We also had a version where we integrated Zero-Knowledge Proofs using MACI and USSD functionalities for easier voter access. The goal was to let voters vote from the comfort of their homes:
Demo link: https://youtu.be/Qb3FmS5ryt8

But the shift came when we saw a post by Vitalik Buterin, where he said:


But voting also requires some crucial properties that blockchains do not provide:
\--- Privacy: you should not be able to tell which candidate someone specific voted for, or even if they voted at all.
\--- Coercion resistance: you should not be able to prove to someone else how you voted, even if you want to.

With this in mind, we knew we couldn’t make voting a mobile or web application because privacy and coercion resistance aren’t guaranteed in Nigeria or Africa.

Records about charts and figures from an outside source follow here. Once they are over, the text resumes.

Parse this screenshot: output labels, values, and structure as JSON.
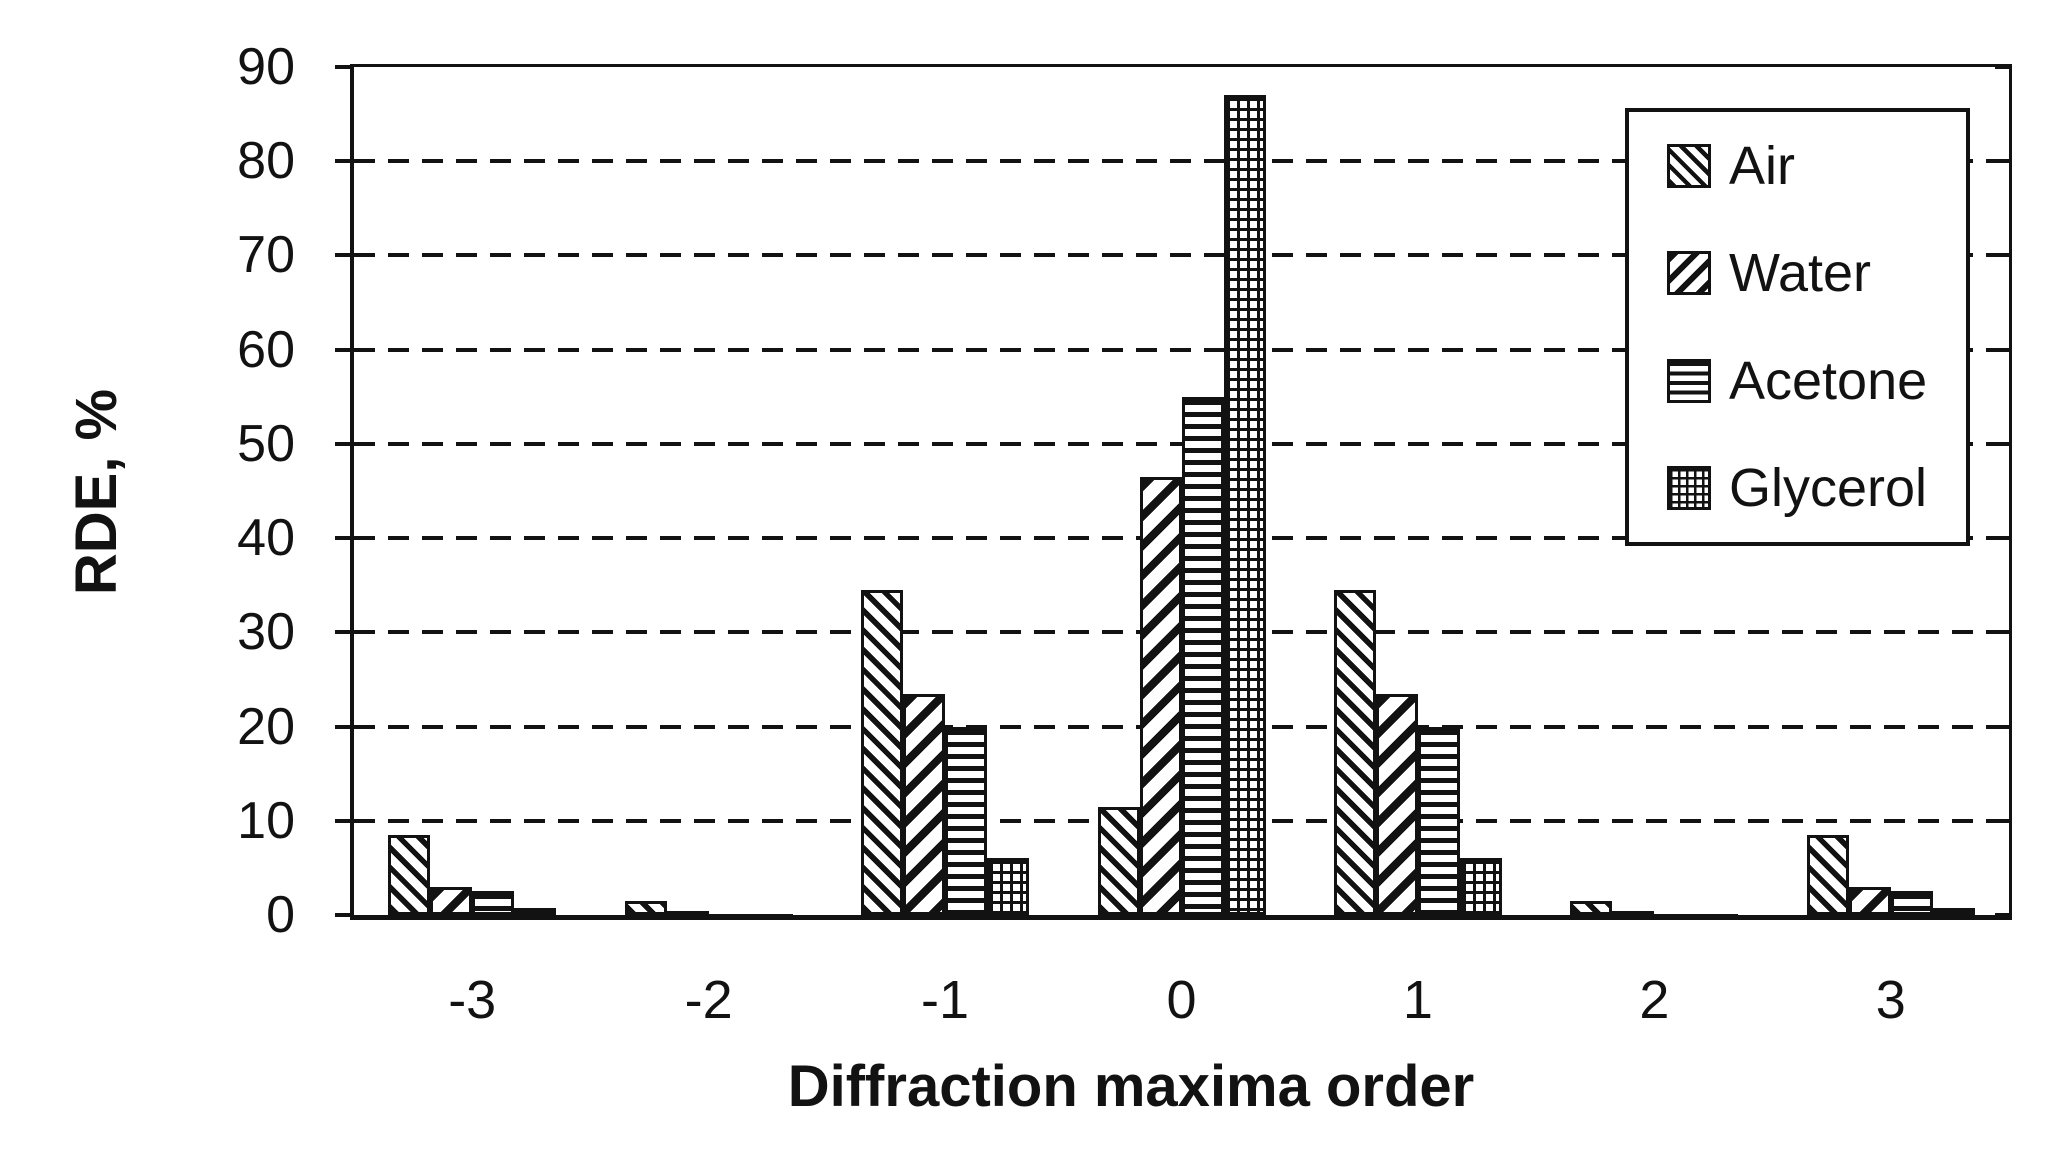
{
  "chart_data": {
    "type": "bar",
    "title": "",
    "xlabel": "Diffraction maxima order",
    "ylabel": "RDE, %",
    "categories": [
      "-3",
      "-2",
      "-1",
      "0",
      "1",
      "2",
      "3"
    ],
    "series": [
      {
        "name": "Air",
        "pattern": "diagonal-backslash-hatch",
        "values": [
          8.5,
          1.5,
          34.5,
          11.5,
          34.5,
          1.5,
          8.5
        ]
      },
      {
        "name": "Water",
        "pattern": "diagonal-slash-hatch",
        "values": [
          3.0,
          0.4,
          23.5,
          46.5,
          23.5,
          0.4,
          3.0
        ]
      },
      {
        "name": "Acetone",
        "pattern": "horizontal-lines",
        "values": [
          2.5,
          0.15,
          20.0,
          55.0,
          20.0,
          0.15,
          2.5
        ]
      },
      {
        "name": "Glycerol",
        "pattern": "grid-crosshatch",
        "values": [
          0.7,
          0.1,
          6.0,
          87.0,
          6.0,
          0.1,
          0.7
        ]
      }
    ],
    "ylim": [
      0,
      90
    ],
    "yticks": [
      0,
      10,
      20,
      30,
      40,
      50,
      60,
      70,
      80,
      90
    ],
    "gridlines_at": [
      10,
      20,
      30,
      40,
      50,
      60,
      70,
      80
    ],
    "grid_style": "dashed-horizontal",
    "legend_position": "top-right",
    "bar_fill": "#ffffff",
    "ink_color": "#121212",
    "background_color": "#ffffff"
  },
  "legend": {
    "entries": [
      "Air",
      "Water",
      "Acetone",
      "Glycerol"
    ]
  }
}
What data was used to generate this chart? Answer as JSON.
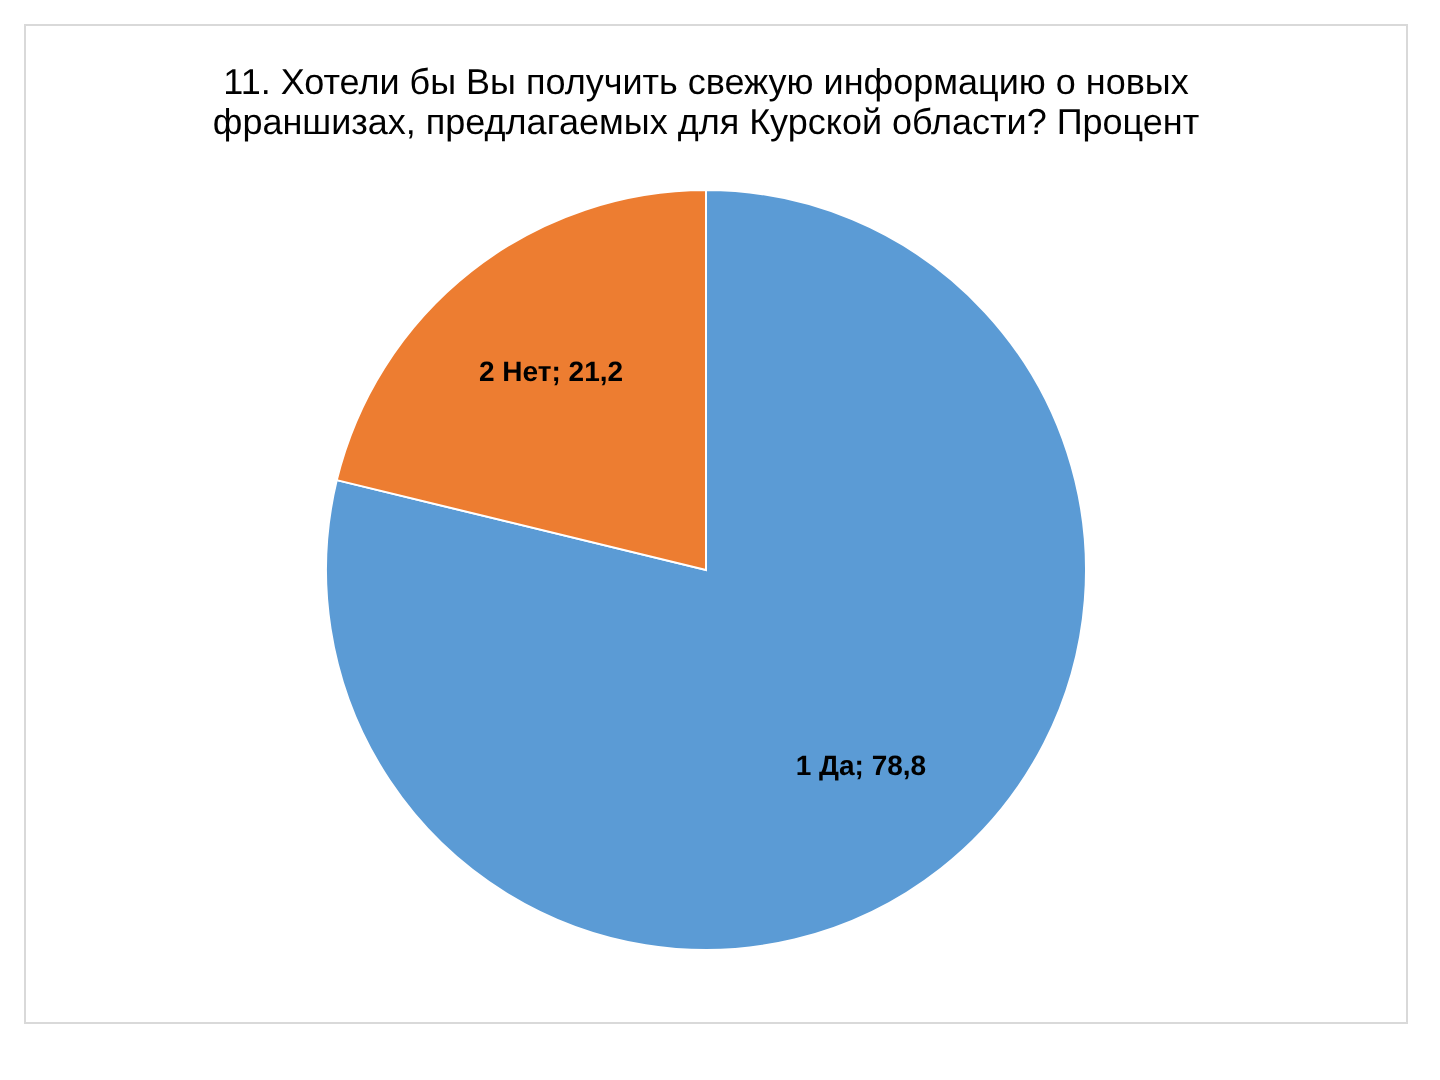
{
  "chart_data": {
    "type": "pie",
    "title": "11. Хотели бы Вы получить свежую информацию о новых франшизах, предлагаемых для Курской области? Процент",
    "categories": [
      "1 Да",
      "2 Нет"
    ],
    "values": [
      78.8,
      21.2
    ],
    "colors": [
      "#5b9bd5",
      "#ed7d31"
    ],
    "value_labels": [
      "78,8",
      "21,2"
    ],
    "legend": false
  }
}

That’s why we started the hardware project.


🛠️ How we built it

  • Hardware: Raspberry Pi 4, Adafruit fingerprint module, 58mm thermal printer, touchscreen.
  • Software: Python (Kivy GUI), IPFS daemon via HTTP API, OpenCV for biometric capture.
  • Backend: Solidity smart contract for commit-reveal voting, deployed on a testnet.
  • Vote Explorer: Built with HTML/JS, it shows vote inclusion and election results.
  • Printing: Each vote prints a QR code linking to https://votelinkexplorer.com/{voteHash}.

🧱 Challenges we ran into

  • Getting IPFS running on ARM architecture (Raspberry Pi).
  • Handling offline-first vote collection and syncing reliably.
  • Ensuring that vote receipts don’t compromise privacy.
  • Simplifying biometric capture for usability.
  • Designing anti-spoofing facial recognition without slowing down voting.
  • Keeping the process under 3 minutes while supporting multiple languages.
  • Limited time to integrate MACI or ZKPs fully due to final exams and hardware limitations.

🏆 Accomplishments that we're proud of

  • Tested the web application for a department election with over 100 voters.
  • Built a fully working offline-to-onchain voting system in under 10 days.
  • Voter privacy is protected using commit-reveal and printed receipts.
  • Developed our own Vote Explorer web dashboard.
  • Managed hardware-software integration smoothly.
  • Solved real-world constraints (connectivity, low compute) using clever engineering.

🏆 Semi-final Accomplishments (10-days gap)

  • Integrated multi-language support, so anyone can vote without barriers.
  • Added anti-spoofing checks to protect against deepfakes and fake IDs.
  • Made the whole voting process under 3 minutes.

📚 What we learned

  • How to use IPFS, HTTP APIs, and local storage for decentralized offline systems.
  • Working with biometric hardware and thermal printing in Python.
  • Implementing cryptographic commit-reveal schemes on-chain.
  • Designing voter-friendly UX while maintaining strict privacy guarantees.
  • Importance of verifiability without traceability in anti-collusion design.

What we learned from our mentors

  • Why simplicity is the ultimate sophistication—voters need speed, trust, and clarity.

🔮 What's next for VoteLink

  1. Conduct department elections with the machine to build traction.
  2. Conduct local elections with NGOs.
  3. Conduct local elections for groups, organizations, and institutions.

We plan to integrate Zero-Knowledge Proofs to allow voters to confirm inclusion without revealing who they voted for. Although we didn’t integrate MACI (Minimum Anti-Collusion Infrastructure) in this offline prototype, we’ve used it before in the online version of VoteLink. Future versions will feature:

  • ZK-SNARKs for private tallying.
  • Encrypted vote syncing between polling units and blockchain.
  • Cross-platform Vote Explorer with geographic breakdown.
  • Integration with USSD or mobile agents to reach even more remote voters.